Derita Sakit Saraf Belakang, Bertahun-tahun di Tempat Tidur | Bali Tribune
Bali Tribune, Kamis 28 Maret 2024
Diposting : 3 January 2018 19:37
Agung Samudra - Bali Tribune
penyakit
I Made Open Prasetya di kamar tidur di dampingi bibinya

BALI TRIBUNE - Di usianya  menginjak remaja, I Made Open Prasetya (16), asal Banjar Nyanglan, Desa Bangbang, Kecamatan Tembuku, Bangli, hanya  bisa tergolek di tempat tidur karena diduga menderita penyakit saraf belakang.

Remaja yang semestinya sudah duduk di kelas XI ini tumbuh dalam kondisi fisik memprihatinkan. Karena tidak bisa menggerakkan anggota badannya, maka untuk urusan makan dan MCK harus dibantu.

Ditemui di rumahnya, Open hanya ditemani bibinya Ni Wayan Suwinten. Sementara kedua orangtuanya I Nengah Pugra dan Ni Nengah Nasih, bekerja sebagai buruh pembuat bata di Desa Temesi, Gianyar.

Kata Suminten, kondisi  fisik keponakannya sejak lahir sudah tidak normal. Di usia yang sudah remaja, Open hanya terbaring lemah di tempat tidur. Badannya yang kurus tidak bisa menggerakkan anggota badan.

Open juga memiliki seorang kakak yakni I Wayan Adi Pariadi yang bekerja di sebuah percetakan di Gianyar. Untuk urusan makan, kata Suwinten,  biasanya sebelum berangkat bekerja lebih dulu orangtuanya memberikan Open makan dan kalau ada waktu langsung memandikannya. “Orangtuanya  bekerja dari pukul 09.00 sampai pukul 17.00 Wita dalam durasi itu saya yang menjaga Open,” sebutnya.

Lanjut Suminten, karena tidak mampu mengangkat sendiri, sehingga amat jarang Open keluar kamar. "Kalau kebetulan ada orang di rumah baru Open diajak ke luar kamar, saya tidak kuat mengangkat ke kursi roda,“ sebutnya.

Bila waktu makan siang, Suwinten yang menyuapi Open. Kemudian untuk mandi, menunggu kedua orangtuanya pulang bekerja. Kadang badannya dibersihkan di kamar saja.

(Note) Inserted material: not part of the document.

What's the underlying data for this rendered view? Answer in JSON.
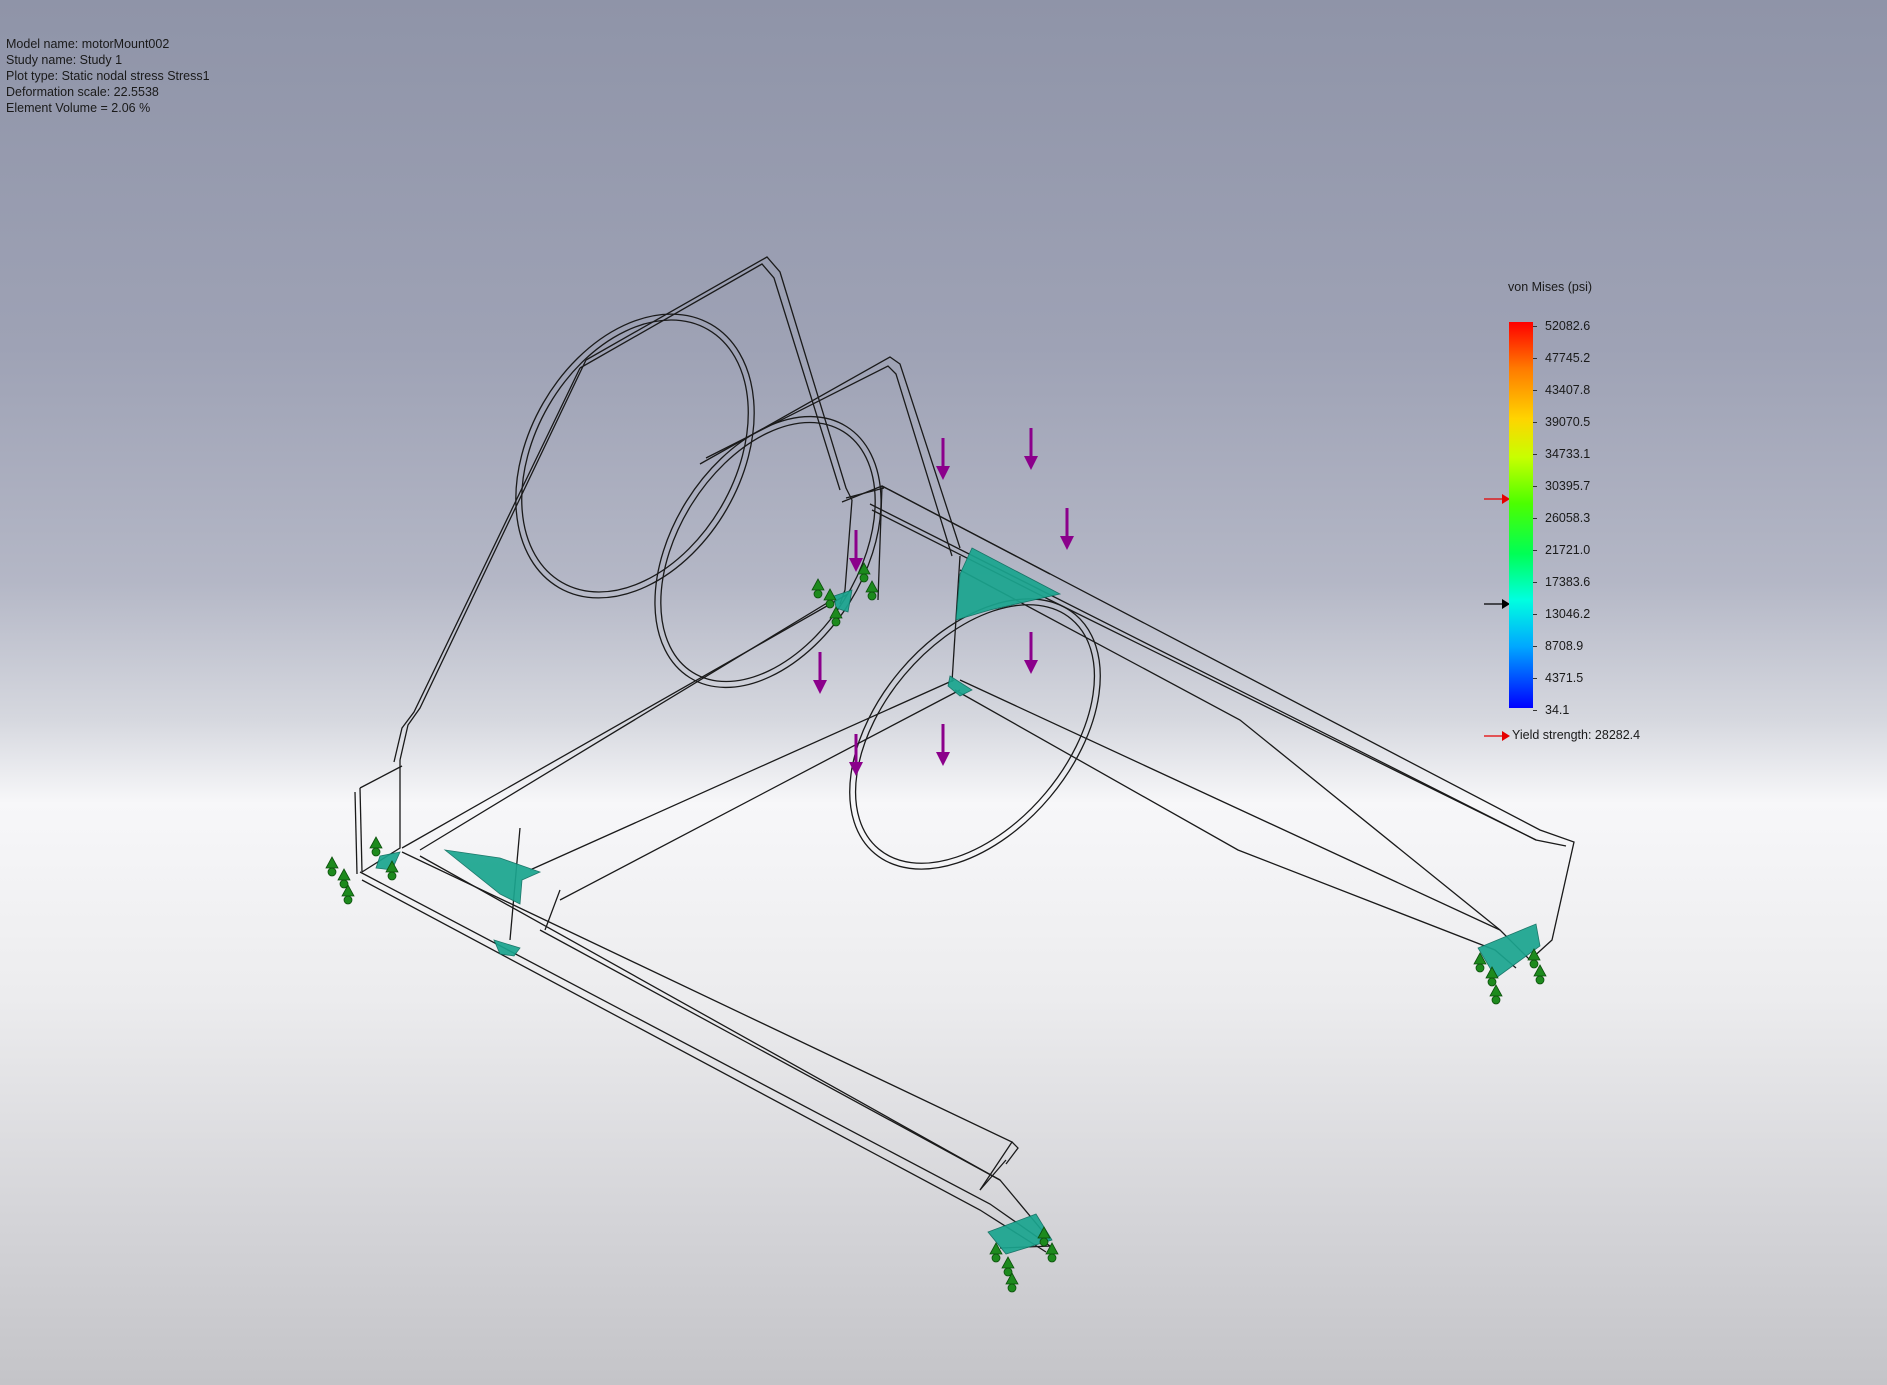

Disinggung bantuan, keluarga ini menerima bantuan berupa beras miskin (raskin), serta jaminan kesehatan, mengingat Nengah Pugra ini tergolong KK miskin.

Sementara pamannya, I Ketut Laba mengungkapkan, saat Open dilahirkan kondisi fisik dan berat badan normal seperti bayi lain yang baru lahir.

Sambil mengingat-ingat, Ketut Laba mengatakan Open dilahirkan di salah satu bidan  dekat kampungnya. “Saat melahirkan saya tidak ikut ke bidan. Usai melahirkan ibunya pulang sendiri, saat saya tanya bayinya kok tidak diajak,dikatakan bayinya dirujuk ke RSUD Klungkung. Karena khawatir saya langsung ke rumah sakit. Dari keterangan dokter disebutkan bayi mengalami gangguan pada saraf belakang, bila nanti bayi selamat dipastikan tidak normal,”ujar Ketut Laba sembari mengaku sempat kaget dengan keterangan dokteritu.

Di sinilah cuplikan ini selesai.